To think, the chance for Cardinell to become a two-time Olympian might never have happened. Shortly after returning home from Athens, Cardinell had foot surgery that could have ended the career of anyone not used to overcoming huge obstacles. At this point, Cardinell had never had an injury that stopped her from diving.
"Having that foot surgery was a turning point for me," Cardinell said. "It was the first time in my life that I was physically unable to do anything. That is really hard for an athlete to sit there and not be able to get up and do what they love to do. During that recovery and rehab time, I had a lot of time to think to myself about diving and what direction I wanted to go in my career. It really made me look to the mental preparation of the sport. I learned how important it is to use visualization and relaxation techniques, not just in preparing for competition, but also in learning new dives in practice. I think it really helped my training in the long run."
This injury, and the subsequent rehabilitation, made the end of her season that much sweeter. In the platform finals session at the 2005 NCAA Championships, which proved to be a synopsis of her senior season, Cardinell overcame an early hole caused by a rough entry on her first dive. After that initially devastating dive, Cardinell continually moved up the leaderboard to close out her title hunt before nailing her last dive for a final total of 501.45 points. That effort proved enough to secure her an NCAA title.
"If you had asked me, ‘Do you think you are going to win an NCAA title?', when I was recovering from my foot surgery, I would have said ‘No way,'" Cardinell said about her outstanding triumph. "I really started training full force in December. NCAAs were in March, and I didn't really think there was any way I would be able to get back up to that caliber that quickly. I mentally rehearsed and prepared all throughout my recovery, and I really did see a difference. When I came back to train in December, I was ready to go. My head was in the right position, because I knew I could do the skills. It was only a matter of believing in myself and working hard."
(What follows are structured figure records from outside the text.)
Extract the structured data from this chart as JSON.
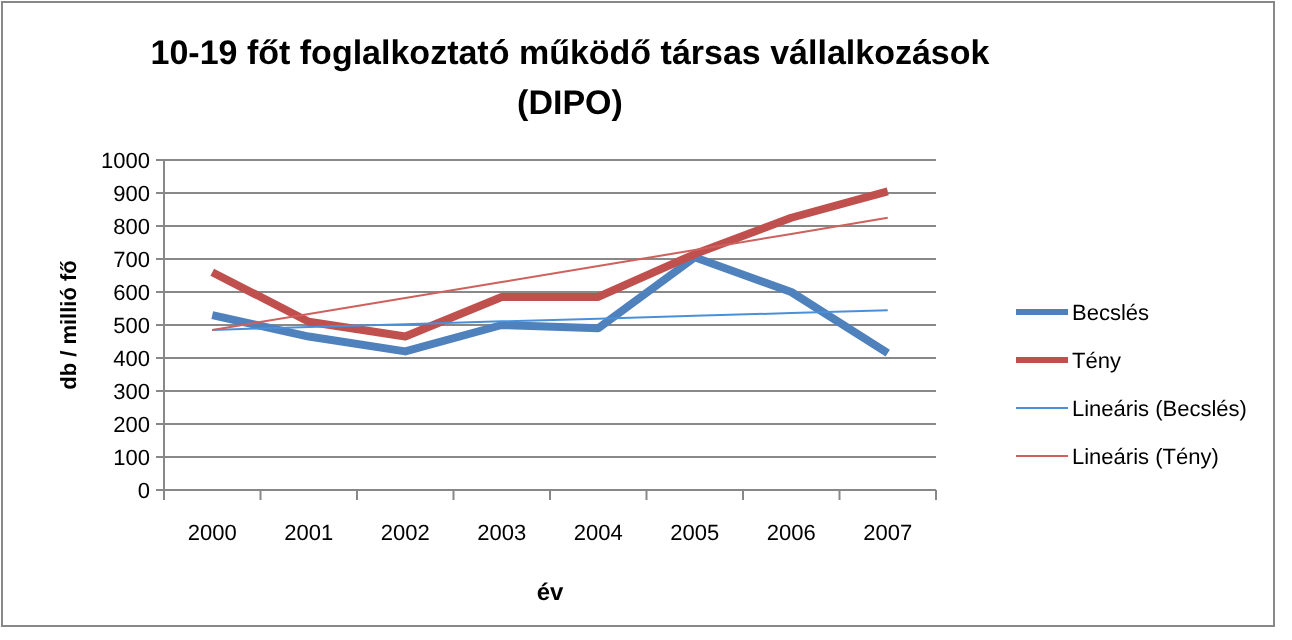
{
  "chart_data": {
    "type": "line",
    "title": "10-19 főt foglalkoztató működő társas vállalkozások (DIPO)",
    "xlabel": "év",
    "ylabel": "db / millió fő",
    "categories": [
      "2000",
      "2001",
      "2002",
      "2003",
      "2004",
      "2005",
      "2006",
      "2007"
    ],
    "series": [
      {
        "name": "Becslés",
        "color": "#4f81bd",
        "values": [
          530,
          465,
          420,
          500,
          490,
          705,
          600,
          415
        ]
      },
      {
        "name": "Tény",
        "color": "#c0504d",
        "values": [
          660,
          510,
          465,
          585,
          585,
          715,
          825,
          905
        ]
      },
      {
        "name": "Lineáris (Becslés)",
        "color": "#4a90d9",
        "values": [
          485,
          494,
          502,
          511,
          519,
          528,
          536,
          545
        ]
      },
      {
        "name": "Lineáris (Tény)",
        "color": "#d0605d",
        "values": [
          485,
          533,
          582,
          630,
          679,
          727,
          776,
          825
        ]
      }
    ],
    "ylim": [
      0,
      1000
    ],
    "yticks": [
      0,
      100,
      200,
      300,
      400,
      500,
      600,
      700,
      800,
      900,
      1000
    ],
    "grid": "y",
    "legend": "right",
    "marker": "none",
    "line_style": "solid"
  }
}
Now that she has achieved the status of an Olympian and NCAA Champion, Cardinell looks to pay it forward as she serves as a mentor to others at IU.
"As I have gained more experience, I have learned more about myself as a person and as an athlete. I love being able to pass that experience along to my teammates and other divers," Cardinell said. "I have gone through so many different problems in my diving, that I can relate to almost any problem anyone else is having. I think it is easier when a diver talks to another diver about the different techniques and skills, because they can explain how it feels. When I came to IU as a freshman, I remember Erin Quinn, Tommy Davidson and Sara Hildebrand all being on the team. I looked up to them for guidance a lot of times. I really appreciated it when they would help me. I really try to take that role on nowadays. Helping other divers will only help our team and help our sport in the long run."